An arrest warrant was immediately issued for Zollie Richburg 35, of 1709 N St. NW, after federal prosecutors reported that they understood Richburg had fled the country upon learning that he might be charged.
Richburg, himself a former federal prosecutor here, has been traced to London and Paris in recent weeks, and indicated on a passport application that he is headed for Dahomey, Africa, according to Assistant U.S. Attorney Garey Stark, of the fraud division.
The 30-count indictment charges that Richburg filed at least $15,000 worth of phony claims over a 3 1/2-year period. He is charged specifically with mail fraud and false pretenses in connection with filing those claims.
The indictment is the fourth to be returned here in the last 18 months as part of a continuing investigation into fake automobile accident claims, according to U.S. Attorney Earl J. Silbert, but it is the first involving a lawyer. The investigation is continuing, prosecutors added.
Investigators said Richburg's alleged fraud scheme worked in this manner:
A client would approach Richburg to seek his help in making a claim against an insurance company. Based on the real accident involved, Richburg would then submit - without the client's knowledge - inflated claims to the insurance company.
The false claims would include statements that the clients had been treated by doctors when the had not, that clients had missed weeks of work when they had not, and that clients had rented cars to replace their wrecked ones when they had not, according to the indictment.

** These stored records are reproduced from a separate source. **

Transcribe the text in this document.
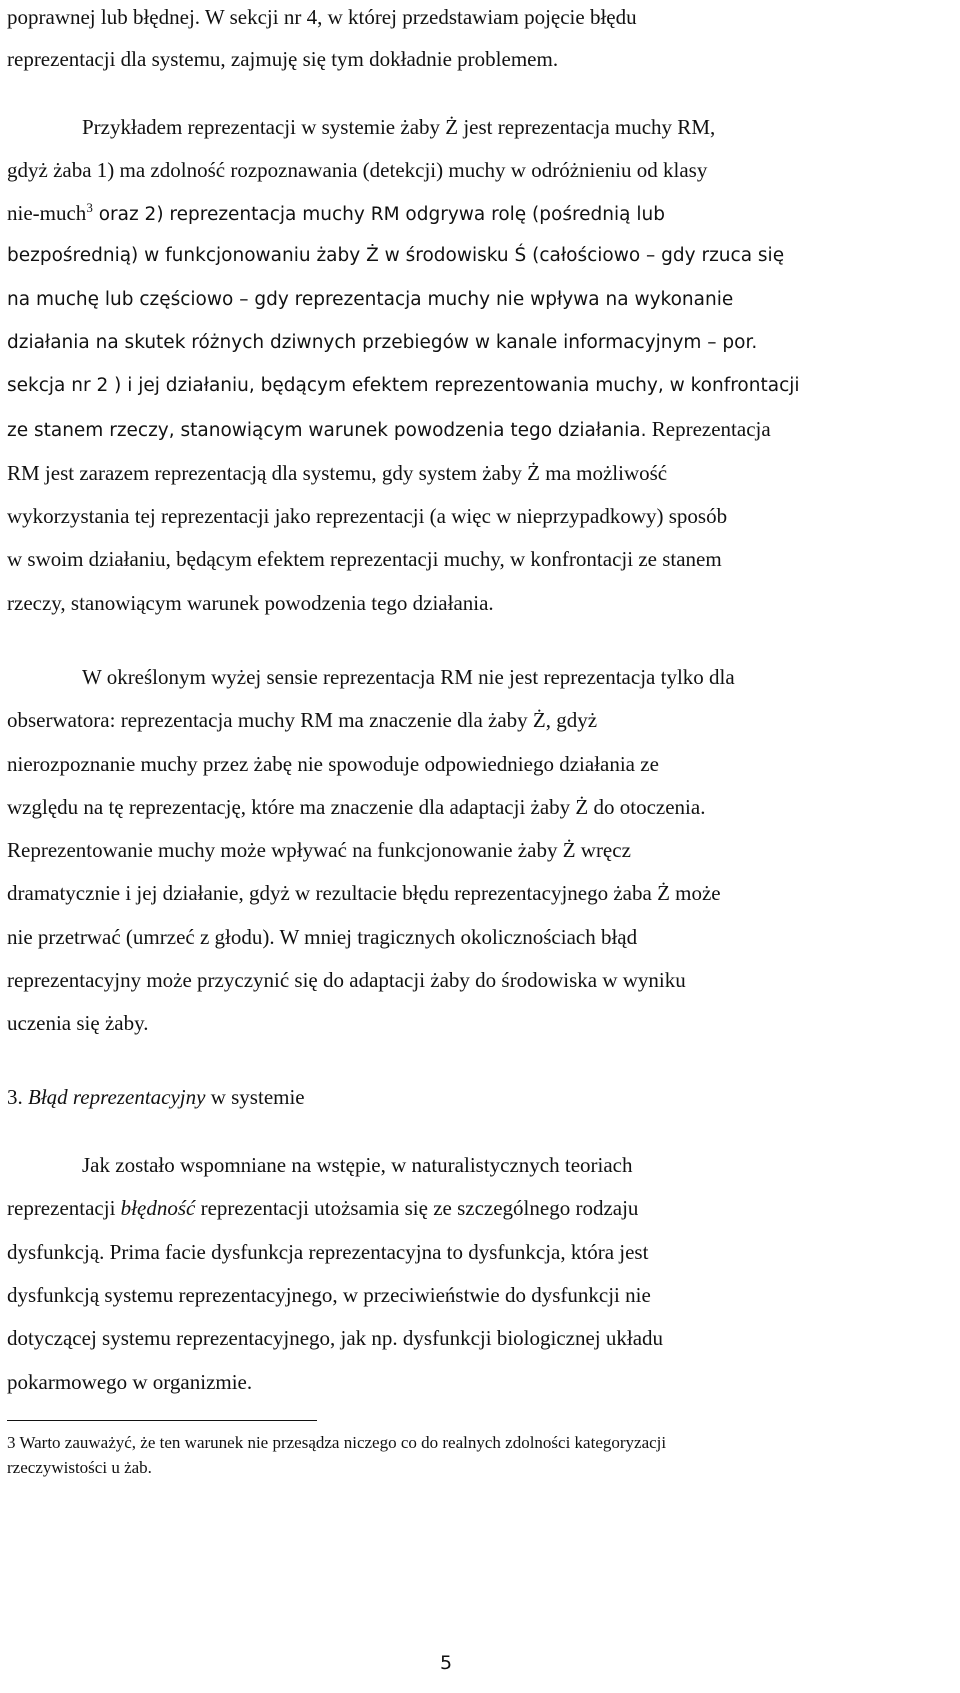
poprawnej lub błędnej. W sekcji nr 4, w której przedstawiam pojęcie błędu
reprezentacji dla systemu, zajmuję się tym dokładnie problemem.
Przykładem reprezentacji w systemie żaby Ż jest reprezentacja muchy RM,
gdyż żaba 1) ma zdolność rozpoznawania (detekcji) muchy w odróżnieniu od klasy
nie-much$^3$ oraz 2) reprezentacja muchy RM odgrywa rolę (pośrednią lub
bezpośrednią) w funkcjonowaniu żaby Ż w środowisku Ś (całościowo – gdy rzuca się
na muchę lub częściowo – gdy reprezentacja muchy nie wpływa na wykonanie
działania na skutek różnych dziwnych przebiegów w kanale informacyjnym – por.
sekcja nr 2 ) i jej działaniu, będącym efektem reprezentowania muchy, w konfrontacji
ze stanem rzeczy, stanowiącym warunek powodzenia tego działania. Reprezentacja
RM jest zarazem reprezentacją dla systemu, gdy system żaby Ż ma możliwość
wykorzystania tej reprezentacji jako reprezentacji (a więc w nieprzypadkowy) sposób
w swoim działaniu, będącym efektem reprezentacji muchy, w konfrontacji ze stanem
rzeczy, stanowiącym warunek powodzenia tego działania.
W określonym wyżej sensie reprezentacja RM nie jest reprezentacja tylko dla
obserwatora: reprezentacja muchy RM ma znaczenie dla żaby Ż, gdyż
nierozpoznanie muchy przez żabę nie spowoduje odpowiedniego działania ze
względu na tę reprezentację, które ma znaczenie dla adaptacji żaby Ż do otoczenia.
Reprezentowanie muchy może wpływać na funkcjonowanie żaby Ż wręcz
dramatycznie i jej działanie, gdyż w rezultacie błędu reprezentacyjnego żaba Ż może
nie przetrwać (umrzeć z głodu). W mniej tragicznych okolicznościach błąd
reprezentacyjny może przyczynić się do adaptacji żaby do środowiska w wyniku
uczenia się żaby.
3. Błąd reprezentacyjny w systemie
Jak zostało wspomniane na wstępie, w naturalistycznych teoriach
reprezentacji błędność reprezentacji utożsamia się ze szczególnego rodzaju
dysfunkcją. Prima facie dysfunkcja reprezentacyjna to dysfunkcja, która jest
dysfunkcją systemu reprezentacyjnego, w przeciwieństwie do dysfunkcji nie
dotyczącej systemu reprezentacyjnego, jak np. dysfunkcji biologicznej układu
pokarmowego w organizmie.
3 Warto zauważyć, że ten warunek nie przesądza niczego co do realnych zdolności kategoryzacji
rzeczywistości u żab.
5
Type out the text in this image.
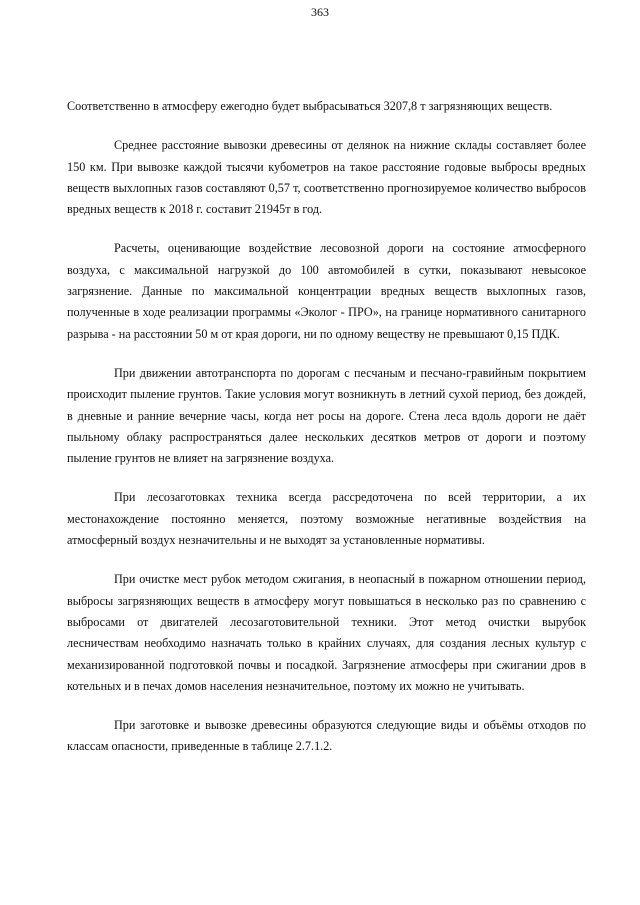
363

Соответственно в атмосферу ежегодно будет выбрасываться 3207,8 т загрязняющих веществ.

Среднее расстояние вывозки древесины от делянок на нижние склады составляет более 150 км. При вывозке каждой тысячи кубометров на такое расстояние годовые выбросы вредных веществ выхлопных газов составляют 0,57 т, соответственно прогнозируемое количество выбросов вредных веществ к 2018 г. составит 21945т в год.

Расчеты, оценивающие воздействие лесовозной дороги на состояние атмосферного воздуха, с максимальной нагрузкой до 100 автомобилей в сутки, показывают невысокое загрязнение. Данные по максимальной концентрации вредных веществ выхлопных газов, полученные в ходе реализации программы «Эколог - ПРО», на границе нормативного санитарного разрыва - на расстоянии 50 м от края дороги, ни по одному веществу не превышают 0,15 ПДК.

При движении автотранспорта по дорогам с песчаным и песчано-гравийным покрытием происходит пыление грунтов. Такие условия могут возникнуть в летний сухой период, без дождей, в дневные и ранние вечерние часы, когда нет росы на дороге. Стена леса вдоль дороги не даёт пыльному облаку распространяться далее нескольких десятков метров от дороги и поэтому пыление грунтов не влияет на загрязнение воздуха.

При лесозаготовках техника всегда рассредоточена по всей территории, а их местонахождение постоянно меняется, поэтому возможные негативные воздействия на атмосферный воздух незначительны и не выходят за установленные нормативы.

При очистке мест рубок методом сжигания, в неопасный в пожарном отношении период, выбросы загрязняющих веществ в атмосферу могут повышаться в несколько раз по сравнению с выбросами от двигателей лесозаготовительной техники. Этот метод очистки вырубок лесничествам необходимо назначать только в крайних случаях, для создания лесных культур с механизированной подготовкой почвы и посадкой. Загрязнение атмосферы при сжигании дров в котельных и в печах домов населения незначительное, поэтому их можно не учитывать.

При заготовке и вывозке древесины образуются следующие виды и объёмы отходов по классам опасности, приведенные в таблице 2.7.1.2.
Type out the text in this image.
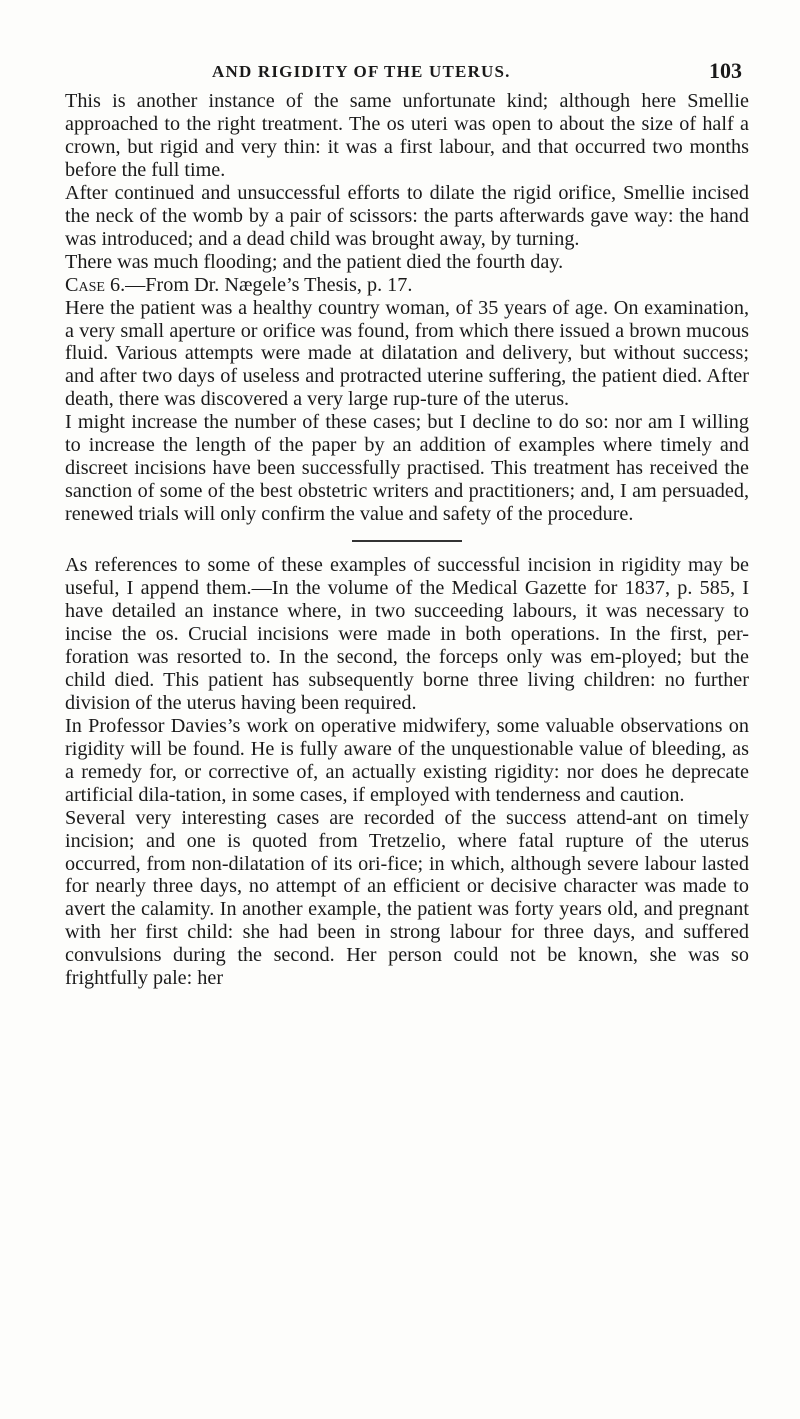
AND RIGIDITY OF THE UTERUS.	103

This is another instance of the same unfortunate kind; although here Smellie approached to the right treatment. The os uteri was open to about the size of half a crown, but rigid and very thin: it was a first labour, and that occurred two months before the full time.

After continued and unsuccessful efforts to dilate the rigid orifice, Smellie incised the neck of the womb by a pair of scissors: the parts afterwards gave way: the hand was introduced; and a dead child was brought away, by turning.

There was much flooding; and the patient died the fourth day.

Case 6.—From Dr. Nægele’s Thesis, p. 17.

Here the patient was a healthy country woman, of 35 years of age. On examination, a very small aperture or orifice was found, from which there issued a brown mucous fluid. Various attempts were made at dilatation and delivery, but without success; and after two days of useless and protracted uterine suffering, the patient died. After death, there was discovered a very large rup-ture of the uterus.

I might increase the number of these cases; but I decline to do so: nor am I willing to increase the length of the paper by an addition of examples where timely and discreet incisions have been successfully practised. This treatment has received the sanction of some of the best obstetric writers and practitioners; and, I am persuaded, renewed trials will only confirm the value and safety of the procedure.

As references to some of these examples of successful incision in rigidity may be useful, I append them.—In the volume of the Medical Gazette for 1837, p. 585, I have detailed an instance where, in two succeeding labours, it was necessary to incise the os. Crucial incisions were made in both operations. In the first, per-foration was resorted to. In the second, the forceps only was em-ployed; but the child died. This patient has subsequently borne three living children: no further division of the uterus having been required.

In Professor Davies’s work on operative midwifery, some valuable observations on rigidity will be found. He is fully aware of the unquestionable value of bleeding, as a remedy for, or corrective of, an actually existing rigidity: nor does he deprecate artificial dila-tation, in some cases, if employed with tenderness and caution.

Several very interesting cases are recorded of the success attend-ant on timely incision; and one is quoted from Tretzelio, where fatal rupture of the uterus occurred, from non-dilatation of its ori-fice; in which, although severe labour lasted for nearly three days, no attempt of an efficient or decisive character was made to avert the calamity. In another example, the patient was forty years old, and pregnant with her first child: she had been in strong labour for three days, and suffered convulsions during the second. Her person could not be known, she was so frightfully pale: her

The charges asserted that Richburg would then negotiate a settlement with the insurance companies, without his clients' knowledge. He would then use the forged signatures of his clients on insurance release forms to obtain the settlement checks, cause them to be cashed, and keep the money, the indictment added.
The settlement checks included in yesterday's indictment ranged in value from $500 to $4,600.
Richburg was an assistant U.S. attorney here from July, 1969, to February, 1971.